The proposed regulations do not offer any estimates on how much savings could be achieved. He said that there is no way to estimate which states might develop importation plans and how those plans might work.
The second proposed pathway would involve FDA guidance to manufacturers allowing them to import their own FDA-approved products manufactured abroad. Under this proposal, there would be no restriction on which type or kind of FDA-approved product to be imported.
“The FDA has become aware that manufacturers of some brand-name drugs want to offer their drugs at lower costs in the U.S. market but, due to certain challenges in the private market, are not readily [able] to do so without obtaining a different national drug code for their drugs,” Adm. Brett Giroir, MD, HHS assistant secretary for health, said during the press conference.
Obtaining a separate NDC for imported drugs could address the challenges, particularly those posed by the incentives to raise list prices and offer higher rebates to pharmacy benefit managers, Mr. Azar said.
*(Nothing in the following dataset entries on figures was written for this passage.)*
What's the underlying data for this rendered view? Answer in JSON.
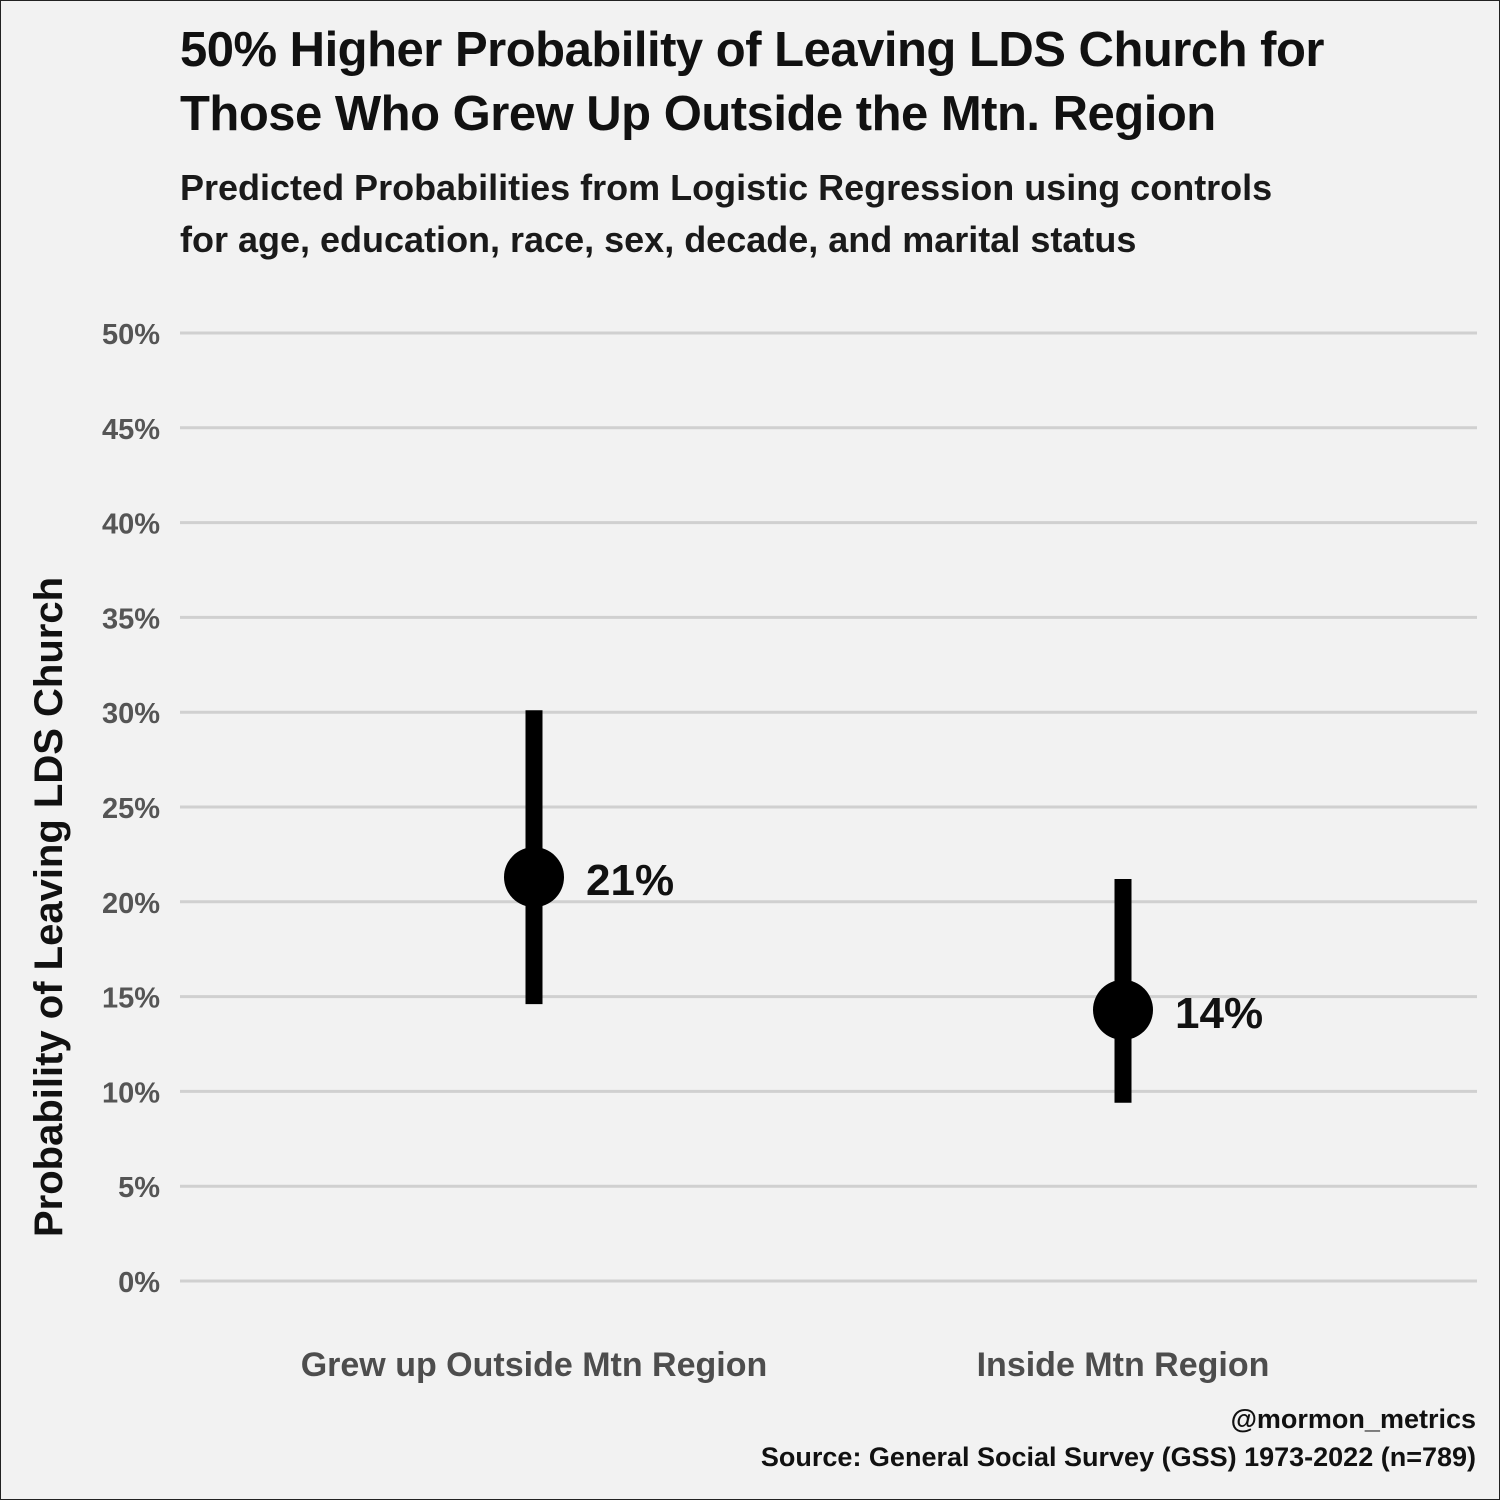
{
  "chart_data": {
    "type": "pointrange",
    "title": "50% Higher Probability of Leaving LDS Church for Those Who Grew Up Outside the Mtn. Region",
    "title_lines": [
      "50% Higher Probability of Leaving LDS Church for",
      "Those Who Grew Up Outside the Mtn. Region"
    ],
    "subtitle": "Predicted Probabilities from Logistic Regression using controls\n for age, education, race, sex, decade, and marital status",
    "xlabel": "",
    "ylabel": "Probability of Leaving LDS Church",
    "ylim": [
      0,
      50
    ],
    "yticks": [
      0,
      5,
      10,
      15,
      20,
      25,
      30,
      35,
      40,
      45,
      50
    ],
    "ytick_labels": [
      "0%",
      "5%",
      "10%",
      "15%",
      "20%",
      "25%",
      "30%",
      "35%",
      "40%",
      "45%",
      "50%"
    ],
    "grid": true,
    "categories": [
      "Grew up Outside Mtn Region",
      "Inside Mtn Region"
    ],
    "points": [
      {
        "category": "Grew up Outside Mtn Region",
        "estimate": 21.3,
        "lower": 14.6,
        "upper": 30.1,
        "label": "21%"
      },
      {
        "category": "Inside Mtn Region",
        "estimate": 14.3,
        "lower": 9.4,
        "upper": 21.2,
        "label": "14%"
      }
    ],
    "caption": [
      "@mormon_metrics",
      "Source: General Social Survey (GSS) 1973-2022 (n=789)"
    ],
    "colors": {
      "background": "#f2f2f2",
      "grid": "#d0d0d0",
      "point": "#000000",
      "tick_text": "#555555"
    }
  }
}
The draft guidance outlines procedures manufacturers could follow to get that NDC for those products and how manufacturers can demonstrate that these products meet U.S. regulatory standards. Products imported in this pathway could be made available to patients in hospitals, physician offices, and pharmacies. Generic drugs are not part of this guidance, but the proposed guidance asked for feedback on whether a similar approach is needed for generic products.
“This would potentially allow for the sale of these drugs at lower prices than currently offered to American consumers, giving drugmakers new flexibility to reduce list prices,” Mr. Azar said.
The proposed regulation on state-level importation will have a 75-day comment period from the day it is published in the Federal Register, and Mr. Azar said that the FDA is committing resources to getting the comments analyzed and reflected in the final rule.
“We will be moving as quickly as we possibly can,” Mr. Azar said, adding that the FDA guidance to manufacturers may move more quickly through its approval process because it is not a formal rule.